Dirk Van Dongen, head of the National Association of Wholesaler-Distributors is skeptical that the new group will get traction, especially on the budget. Van Dongen has been leading the charge against Obama’s budget as part of the Tax Relief Coalition, an alliance of more than 1,000 associations.
“I wish them all them all the luck in the world, but I certainly wouldn’t want to be selling what they’re trying to sell,— Van Dongen said.
“The Obama budget stands on its own merits, and business organizations, if they study the budget, will reach conclusions about it, as has the membership of the Tax Relief Coalition, which represents a very broad swath of American businesses,— he added.
Business Forward won’t only focus on the budget.
“They have a much bigger vision built around competitiveness and the long-term interest of both the United States government and the United States economy in making sure U.S. companies will be able to compete globally in the future,— a source said.
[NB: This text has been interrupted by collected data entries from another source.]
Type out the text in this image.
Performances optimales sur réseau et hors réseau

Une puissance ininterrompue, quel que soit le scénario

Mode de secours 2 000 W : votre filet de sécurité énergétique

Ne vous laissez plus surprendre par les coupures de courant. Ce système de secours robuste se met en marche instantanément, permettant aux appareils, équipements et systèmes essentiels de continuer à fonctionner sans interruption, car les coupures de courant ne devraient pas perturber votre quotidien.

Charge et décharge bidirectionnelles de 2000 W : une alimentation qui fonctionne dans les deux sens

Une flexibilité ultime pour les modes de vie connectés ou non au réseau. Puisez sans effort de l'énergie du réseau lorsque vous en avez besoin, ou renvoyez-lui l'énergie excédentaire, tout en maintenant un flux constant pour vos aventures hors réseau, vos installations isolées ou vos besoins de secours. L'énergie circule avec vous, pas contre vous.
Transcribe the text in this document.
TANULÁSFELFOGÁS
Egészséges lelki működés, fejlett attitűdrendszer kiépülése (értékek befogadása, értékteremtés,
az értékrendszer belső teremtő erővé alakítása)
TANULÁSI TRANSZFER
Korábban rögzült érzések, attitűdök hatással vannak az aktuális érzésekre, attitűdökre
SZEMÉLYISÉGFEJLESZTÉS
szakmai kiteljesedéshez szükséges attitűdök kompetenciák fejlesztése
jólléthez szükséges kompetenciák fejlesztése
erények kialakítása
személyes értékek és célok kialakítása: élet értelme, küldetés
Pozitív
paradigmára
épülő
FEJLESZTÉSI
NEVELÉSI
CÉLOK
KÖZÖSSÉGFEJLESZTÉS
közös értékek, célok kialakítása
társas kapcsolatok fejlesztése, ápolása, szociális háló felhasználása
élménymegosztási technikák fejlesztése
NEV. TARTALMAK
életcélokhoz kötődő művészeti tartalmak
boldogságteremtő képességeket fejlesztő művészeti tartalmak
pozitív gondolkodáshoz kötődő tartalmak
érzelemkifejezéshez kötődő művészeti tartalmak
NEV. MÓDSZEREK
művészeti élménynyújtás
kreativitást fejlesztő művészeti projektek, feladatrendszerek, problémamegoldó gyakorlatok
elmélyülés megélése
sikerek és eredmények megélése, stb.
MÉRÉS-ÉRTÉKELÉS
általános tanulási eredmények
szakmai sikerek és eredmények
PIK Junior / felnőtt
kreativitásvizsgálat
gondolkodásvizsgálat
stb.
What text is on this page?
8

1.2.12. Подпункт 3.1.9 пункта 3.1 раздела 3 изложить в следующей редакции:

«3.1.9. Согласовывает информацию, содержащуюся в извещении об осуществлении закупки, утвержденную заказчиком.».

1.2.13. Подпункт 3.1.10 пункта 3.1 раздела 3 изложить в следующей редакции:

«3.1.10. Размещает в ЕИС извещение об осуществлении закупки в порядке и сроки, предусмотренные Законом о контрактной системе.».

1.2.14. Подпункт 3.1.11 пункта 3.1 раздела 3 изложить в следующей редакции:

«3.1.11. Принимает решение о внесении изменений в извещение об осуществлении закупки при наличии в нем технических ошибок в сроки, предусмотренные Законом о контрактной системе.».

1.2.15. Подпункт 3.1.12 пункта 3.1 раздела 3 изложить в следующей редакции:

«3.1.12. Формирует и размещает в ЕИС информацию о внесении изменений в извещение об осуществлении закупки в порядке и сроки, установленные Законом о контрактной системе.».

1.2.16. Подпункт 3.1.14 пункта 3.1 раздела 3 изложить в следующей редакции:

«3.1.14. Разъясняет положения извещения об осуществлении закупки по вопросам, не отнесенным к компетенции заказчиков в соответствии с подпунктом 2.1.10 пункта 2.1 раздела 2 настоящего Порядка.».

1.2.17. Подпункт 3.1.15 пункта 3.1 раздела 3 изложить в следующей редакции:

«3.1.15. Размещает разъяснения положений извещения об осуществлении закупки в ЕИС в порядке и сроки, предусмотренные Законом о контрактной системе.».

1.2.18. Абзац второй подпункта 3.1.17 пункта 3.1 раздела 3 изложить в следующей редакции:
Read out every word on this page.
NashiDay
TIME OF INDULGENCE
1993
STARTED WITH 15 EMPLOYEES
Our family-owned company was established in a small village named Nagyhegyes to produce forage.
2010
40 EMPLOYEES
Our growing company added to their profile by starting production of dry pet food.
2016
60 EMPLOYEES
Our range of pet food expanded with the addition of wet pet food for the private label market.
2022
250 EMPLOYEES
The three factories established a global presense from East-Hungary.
Still, not everybody is on board.
Some Democratic lobbyists say they are skeptical of Business Forward given the Obama administration’s anti-lobbyist rhetoric.
“I find the idea a tad bit ironic given the administration has gone out of their way to trash lobbyists and lobbying,— one Democratic lobbyist said.
While the Obama administration has taken a hard line against lobbyists, it has brought in companies and CEOs to help push initiatives like the stimulus package before.
None of the board members are currently lobbyists.
Sutphen, whose sister Mona Sutphen is deputy chief of staff to Obama, was a registered lobbyist at Viacom before joining Brunswick in January.
Rosen, who served as head of the Recording Industry Association of America, has not been a registered lobbyist since 2007.
Supporters say Business Forward will create a forum for companies to promote Democratic initiatives on health care, education and competitiveness.
“There has been a void for business organizations that want to play the Democratic field,— a Democratic lobbyist said.